Porém, é preciso ressalvar que as histórias são contadas pelos próprios familiares, em nenhum momento o cineasta faz uma pesquisa posterior para verificar a veracidade do que é contado, e nem é esse o intuito do filme. Portanto, jamais teremos certeza se os relatos contados pelos familiares são totalmente verdadeiros, ou se eles valorizaram a história do parente falecido para dar maior importância ao que é narrado. Mas o cineasta opta por privilegiar a história como ela é contada, sem fazer julgamento, o que enriquece a potência da oralidade, pois é através dela que essas memórias serão passadas às futuras gerações da própria família.

Douglas, ao filmar, na chegada a cada cidade visitada, a procura no cemitério municipal pelo túmulo mais recente, anotando as datas em um caderno de bolso que é mostrado para a câmera, atesta a veracidade e legitimidade de seu objetivo, mostrando que não escolheu as pessoas pela história que elas podiam contar, mas sim através das regras estabelecidas por ele e que ele comprova ao espectador estar cumprindo.

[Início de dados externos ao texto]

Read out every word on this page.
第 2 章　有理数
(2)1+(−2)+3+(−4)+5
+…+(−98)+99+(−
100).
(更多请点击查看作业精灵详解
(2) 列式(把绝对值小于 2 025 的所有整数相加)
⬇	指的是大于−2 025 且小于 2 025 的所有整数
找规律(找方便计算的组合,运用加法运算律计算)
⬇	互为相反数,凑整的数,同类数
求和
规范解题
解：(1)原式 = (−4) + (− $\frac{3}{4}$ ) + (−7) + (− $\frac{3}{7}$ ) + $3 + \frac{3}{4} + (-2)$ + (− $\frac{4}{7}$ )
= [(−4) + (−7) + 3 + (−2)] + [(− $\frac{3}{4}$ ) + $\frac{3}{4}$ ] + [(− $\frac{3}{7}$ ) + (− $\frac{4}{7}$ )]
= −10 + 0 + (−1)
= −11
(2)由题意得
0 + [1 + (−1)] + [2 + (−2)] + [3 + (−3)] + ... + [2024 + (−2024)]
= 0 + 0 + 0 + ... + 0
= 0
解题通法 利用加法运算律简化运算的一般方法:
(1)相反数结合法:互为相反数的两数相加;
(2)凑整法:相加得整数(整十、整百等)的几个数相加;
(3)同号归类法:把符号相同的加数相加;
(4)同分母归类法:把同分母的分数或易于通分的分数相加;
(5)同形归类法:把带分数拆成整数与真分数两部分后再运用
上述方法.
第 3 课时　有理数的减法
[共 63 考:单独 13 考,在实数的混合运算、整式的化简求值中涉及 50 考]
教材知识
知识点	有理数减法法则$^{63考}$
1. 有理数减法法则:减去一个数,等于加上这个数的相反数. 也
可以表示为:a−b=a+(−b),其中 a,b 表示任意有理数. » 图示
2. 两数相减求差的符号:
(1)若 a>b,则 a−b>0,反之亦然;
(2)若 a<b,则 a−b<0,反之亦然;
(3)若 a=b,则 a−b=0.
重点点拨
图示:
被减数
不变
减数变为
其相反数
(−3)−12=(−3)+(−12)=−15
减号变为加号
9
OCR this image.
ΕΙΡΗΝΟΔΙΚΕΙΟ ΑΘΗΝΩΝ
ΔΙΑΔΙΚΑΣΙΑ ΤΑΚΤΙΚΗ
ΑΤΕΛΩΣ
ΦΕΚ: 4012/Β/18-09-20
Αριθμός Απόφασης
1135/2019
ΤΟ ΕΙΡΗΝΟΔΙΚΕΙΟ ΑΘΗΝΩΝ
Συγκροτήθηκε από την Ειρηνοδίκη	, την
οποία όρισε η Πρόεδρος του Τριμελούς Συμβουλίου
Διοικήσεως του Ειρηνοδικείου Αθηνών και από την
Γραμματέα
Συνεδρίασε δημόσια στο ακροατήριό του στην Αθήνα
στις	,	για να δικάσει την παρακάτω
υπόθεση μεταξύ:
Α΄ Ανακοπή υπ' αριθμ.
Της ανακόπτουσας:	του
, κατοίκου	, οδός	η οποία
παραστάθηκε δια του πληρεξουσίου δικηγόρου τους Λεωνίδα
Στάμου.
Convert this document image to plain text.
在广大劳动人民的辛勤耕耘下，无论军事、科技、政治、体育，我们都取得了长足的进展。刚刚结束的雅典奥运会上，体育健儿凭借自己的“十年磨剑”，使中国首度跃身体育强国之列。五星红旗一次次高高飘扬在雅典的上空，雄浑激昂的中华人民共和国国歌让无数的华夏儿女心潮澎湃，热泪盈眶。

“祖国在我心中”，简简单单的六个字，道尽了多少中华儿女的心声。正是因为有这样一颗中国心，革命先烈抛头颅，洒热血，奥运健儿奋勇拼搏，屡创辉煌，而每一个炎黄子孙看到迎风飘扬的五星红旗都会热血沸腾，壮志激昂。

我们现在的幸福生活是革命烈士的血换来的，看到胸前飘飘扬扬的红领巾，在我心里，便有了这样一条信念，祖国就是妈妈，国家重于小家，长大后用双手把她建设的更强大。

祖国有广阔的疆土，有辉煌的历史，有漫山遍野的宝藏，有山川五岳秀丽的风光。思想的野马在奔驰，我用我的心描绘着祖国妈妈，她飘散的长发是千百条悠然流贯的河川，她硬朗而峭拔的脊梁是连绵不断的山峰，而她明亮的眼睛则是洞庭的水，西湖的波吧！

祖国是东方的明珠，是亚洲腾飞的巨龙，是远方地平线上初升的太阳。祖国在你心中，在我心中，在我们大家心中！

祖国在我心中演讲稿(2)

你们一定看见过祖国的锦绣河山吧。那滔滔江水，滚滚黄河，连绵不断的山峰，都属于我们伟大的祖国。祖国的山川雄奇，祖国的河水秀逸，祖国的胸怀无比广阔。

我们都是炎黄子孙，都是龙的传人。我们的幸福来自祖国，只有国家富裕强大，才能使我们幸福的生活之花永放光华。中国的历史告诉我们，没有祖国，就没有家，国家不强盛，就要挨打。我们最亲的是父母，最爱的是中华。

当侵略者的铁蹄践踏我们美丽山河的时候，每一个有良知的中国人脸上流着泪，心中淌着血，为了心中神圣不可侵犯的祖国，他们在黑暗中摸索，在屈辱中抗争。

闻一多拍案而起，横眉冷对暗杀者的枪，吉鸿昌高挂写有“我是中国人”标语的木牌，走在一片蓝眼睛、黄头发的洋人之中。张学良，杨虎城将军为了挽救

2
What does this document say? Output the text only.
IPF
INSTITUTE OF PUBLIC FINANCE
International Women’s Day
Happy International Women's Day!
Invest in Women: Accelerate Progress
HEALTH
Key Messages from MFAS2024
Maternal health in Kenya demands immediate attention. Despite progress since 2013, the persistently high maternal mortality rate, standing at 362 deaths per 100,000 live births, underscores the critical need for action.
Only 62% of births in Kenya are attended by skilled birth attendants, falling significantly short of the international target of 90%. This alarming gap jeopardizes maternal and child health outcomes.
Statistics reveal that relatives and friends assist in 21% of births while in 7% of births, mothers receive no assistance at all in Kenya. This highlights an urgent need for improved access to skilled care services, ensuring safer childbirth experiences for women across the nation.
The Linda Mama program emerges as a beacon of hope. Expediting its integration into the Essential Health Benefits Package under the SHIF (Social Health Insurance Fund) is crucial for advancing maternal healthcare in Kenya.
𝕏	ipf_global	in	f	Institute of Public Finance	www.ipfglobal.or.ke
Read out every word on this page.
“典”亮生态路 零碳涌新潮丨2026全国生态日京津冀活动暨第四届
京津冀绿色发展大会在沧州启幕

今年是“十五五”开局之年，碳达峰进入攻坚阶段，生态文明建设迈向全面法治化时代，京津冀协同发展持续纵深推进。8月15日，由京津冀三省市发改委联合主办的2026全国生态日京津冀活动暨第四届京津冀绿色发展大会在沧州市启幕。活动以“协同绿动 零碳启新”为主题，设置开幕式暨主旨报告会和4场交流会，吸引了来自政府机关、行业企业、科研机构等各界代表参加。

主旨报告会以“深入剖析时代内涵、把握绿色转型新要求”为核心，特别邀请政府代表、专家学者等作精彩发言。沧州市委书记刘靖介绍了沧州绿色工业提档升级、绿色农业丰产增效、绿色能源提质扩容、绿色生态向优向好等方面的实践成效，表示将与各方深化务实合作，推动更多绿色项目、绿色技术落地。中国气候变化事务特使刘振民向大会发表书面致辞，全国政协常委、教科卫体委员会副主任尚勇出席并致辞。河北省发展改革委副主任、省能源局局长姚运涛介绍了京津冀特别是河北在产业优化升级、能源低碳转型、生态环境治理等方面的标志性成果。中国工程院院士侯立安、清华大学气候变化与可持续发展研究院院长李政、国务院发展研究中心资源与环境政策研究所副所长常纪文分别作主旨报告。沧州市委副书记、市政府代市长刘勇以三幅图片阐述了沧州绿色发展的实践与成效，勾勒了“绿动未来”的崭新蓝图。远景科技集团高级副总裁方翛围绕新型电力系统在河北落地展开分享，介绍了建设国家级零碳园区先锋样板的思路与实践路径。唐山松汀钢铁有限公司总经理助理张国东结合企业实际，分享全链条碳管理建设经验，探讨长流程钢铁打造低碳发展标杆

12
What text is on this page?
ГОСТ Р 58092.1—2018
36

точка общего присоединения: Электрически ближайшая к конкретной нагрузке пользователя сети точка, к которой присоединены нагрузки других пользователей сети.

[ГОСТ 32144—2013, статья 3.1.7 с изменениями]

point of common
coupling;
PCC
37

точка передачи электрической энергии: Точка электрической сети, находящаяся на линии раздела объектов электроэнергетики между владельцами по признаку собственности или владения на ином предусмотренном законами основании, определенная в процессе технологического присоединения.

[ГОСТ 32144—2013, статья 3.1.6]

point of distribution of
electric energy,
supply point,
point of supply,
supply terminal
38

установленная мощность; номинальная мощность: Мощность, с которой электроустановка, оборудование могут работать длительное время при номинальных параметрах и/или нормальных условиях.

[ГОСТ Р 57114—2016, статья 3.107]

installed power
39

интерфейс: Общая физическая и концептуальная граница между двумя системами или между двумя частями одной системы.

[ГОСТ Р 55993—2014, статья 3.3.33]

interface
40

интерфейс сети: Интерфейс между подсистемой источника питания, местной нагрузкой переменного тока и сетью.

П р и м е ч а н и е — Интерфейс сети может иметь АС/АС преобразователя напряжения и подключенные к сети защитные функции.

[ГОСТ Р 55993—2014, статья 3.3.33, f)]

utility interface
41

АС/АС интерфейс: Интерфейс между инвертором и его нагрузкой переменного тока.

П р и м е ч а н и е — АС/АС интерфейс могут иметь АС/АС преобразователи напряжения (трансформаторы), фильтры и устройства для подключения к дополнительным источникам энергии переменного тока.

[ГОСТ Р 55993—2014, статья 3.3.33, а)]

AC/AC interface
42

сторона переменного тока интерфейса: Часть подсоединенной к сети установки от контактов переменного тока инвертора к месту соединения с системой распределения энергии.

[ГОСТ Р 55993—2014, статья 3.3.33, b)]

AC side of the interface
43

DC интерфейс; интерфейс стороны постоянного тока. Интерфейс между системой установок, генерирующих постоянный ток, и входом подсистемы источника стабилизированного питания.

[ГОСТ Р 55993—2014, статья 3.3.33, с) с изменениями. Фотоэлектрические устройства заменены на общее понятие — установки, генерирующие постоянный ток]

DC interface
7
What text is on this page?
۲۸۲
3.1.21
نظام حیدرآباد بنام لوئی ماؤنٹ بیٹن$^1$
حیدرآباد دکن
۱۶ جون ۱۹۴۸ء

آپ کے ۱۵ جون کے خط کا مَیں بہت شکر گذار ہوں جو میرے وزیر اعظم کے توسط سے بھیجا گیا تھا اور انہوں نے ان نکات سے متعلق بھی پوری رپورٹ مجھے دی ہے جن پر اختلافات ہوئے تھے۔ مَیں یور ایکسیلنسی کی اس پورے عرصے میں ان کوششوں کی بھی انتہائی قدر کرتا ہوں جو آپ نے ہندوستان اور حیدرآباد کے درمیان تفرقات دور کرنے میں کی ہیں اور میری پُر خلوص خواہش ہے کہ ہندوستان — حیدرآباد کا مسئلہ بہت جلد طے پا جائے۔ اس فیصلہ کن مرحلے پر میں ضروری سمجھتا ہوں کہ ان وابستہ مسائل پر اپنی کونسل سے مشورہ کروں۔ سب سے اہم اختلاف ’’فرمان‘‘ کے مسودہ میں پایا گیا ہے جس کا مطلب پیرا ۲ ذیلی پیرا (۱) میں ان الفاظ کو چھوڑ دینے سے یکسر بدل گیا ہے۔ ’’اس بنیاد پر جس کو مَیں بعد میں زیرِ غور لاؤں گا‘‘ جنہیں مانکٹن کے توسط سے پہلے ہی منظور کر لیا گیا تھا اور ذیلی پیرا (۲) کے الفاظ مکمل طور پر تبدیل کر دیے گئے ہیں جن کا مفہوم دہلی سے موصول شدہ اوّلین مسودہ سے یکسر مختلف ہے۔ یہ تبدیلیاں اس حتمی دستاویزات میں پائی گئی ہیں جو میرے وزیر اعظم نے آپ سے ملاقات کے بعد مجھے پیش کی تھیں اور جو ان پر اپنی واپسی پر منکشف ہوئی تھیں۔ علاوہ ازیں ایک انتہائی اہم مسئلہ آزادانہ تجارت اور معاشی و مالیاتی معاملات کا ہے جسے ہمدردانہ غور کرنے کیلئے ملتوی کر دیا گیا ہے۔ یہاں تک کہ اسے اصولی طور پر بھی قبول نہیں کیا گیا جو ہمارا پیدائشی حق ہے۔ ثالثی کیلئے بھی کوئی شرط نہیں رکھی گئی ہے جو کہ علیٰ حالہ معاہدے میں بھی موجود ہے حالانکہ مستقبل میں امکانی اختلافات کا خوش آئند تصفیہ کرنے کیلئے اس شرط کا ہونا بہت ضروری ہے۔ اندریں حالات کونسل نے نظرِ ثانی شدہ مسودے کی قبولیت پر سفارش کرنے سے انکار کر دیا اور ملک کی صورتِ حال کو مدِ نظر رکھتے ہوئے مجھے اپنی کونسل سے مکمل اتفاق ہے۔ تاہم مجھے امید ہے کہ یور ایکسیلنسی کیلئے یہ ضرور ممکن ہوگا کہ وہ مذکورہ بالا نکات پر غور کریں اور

O filme, até certo ponto, pode ser considerado um road-movie, na medida em que o realizador percorre cerca de 1600 quilômetros para passar por todas as cidades que ele visita, fazendo uma viagem que atravessa grande parte do Piauí, seu estado natal e que, também por isso, é o destino desse percurso. A questão do deslocamento está presente em diversos filmes documentários ou ficcionais contemporâneos. Esse desejo de sair do espaço do conhecido, do certo, para ir ao encontro do desconhecido e da dúvida amplia as impressões de efeito de real da narrativa fílmica, devido ao fato da viagem ser um objeto de fascínio e concretização de um desejo do ser humano.

Pode-se concluir, a partir dos pontos abordados, que o filme de Douglas Machado, se enquadra em um panorama mais amplo de um cinema documentário que leva a fundo a questão da realidade nas relações humanas expressas através do filme. Entende-se também que, embora haja elementos, na construção do filme, que podem nos fazer refletir acerca da relação de Um corpo subterrâneo tanto com o “documentário de busca” quanto com o “filme-dispositivo”, o filme não se enquadra completamente em nenhum dos dois “gêneros” de documentário. Por fim, vê-se a preocupação de Douglas Machado com a memória histórica do povo piauiense, e o modo como ele trata essa realidade com ênfase, procurando legitimá-la, através de uma pesquisa da última pessoa enterrada e das suas origens. Enfim, é a realidade da memória.

Referências bibliográficas

BERNARDET, Jean-Claude. “Documentários de busca: 33 e Passaporte húngaro”. In: MOURÃO, Maria Dora; LABAKI, Amir (Orgs.). O cinema do real. São Paulo: Cosac & Naify, 2005, p.142-156.

FELDMAN, Ilana. “O apelo realista: uma expressão estética da biopolítica”. In: HAMBURGER, E.; SOUZA, G.; MENDONÇA, L.; AMANCIO, T. (orgs.). Estudos de cinema Socine. São Paulo: Fapesp/Annablume, 2008, p. 235-243.

MIGLIORIN, Cezar. “Filme-dispositivo: Rua de mão dupla, de Cao Guimarães”. In: FABRIS, Mariarosaria. Estudos Socine de Cinema Ano VI. São Paulo: Nojosa Edições, 2005, p. 143-150.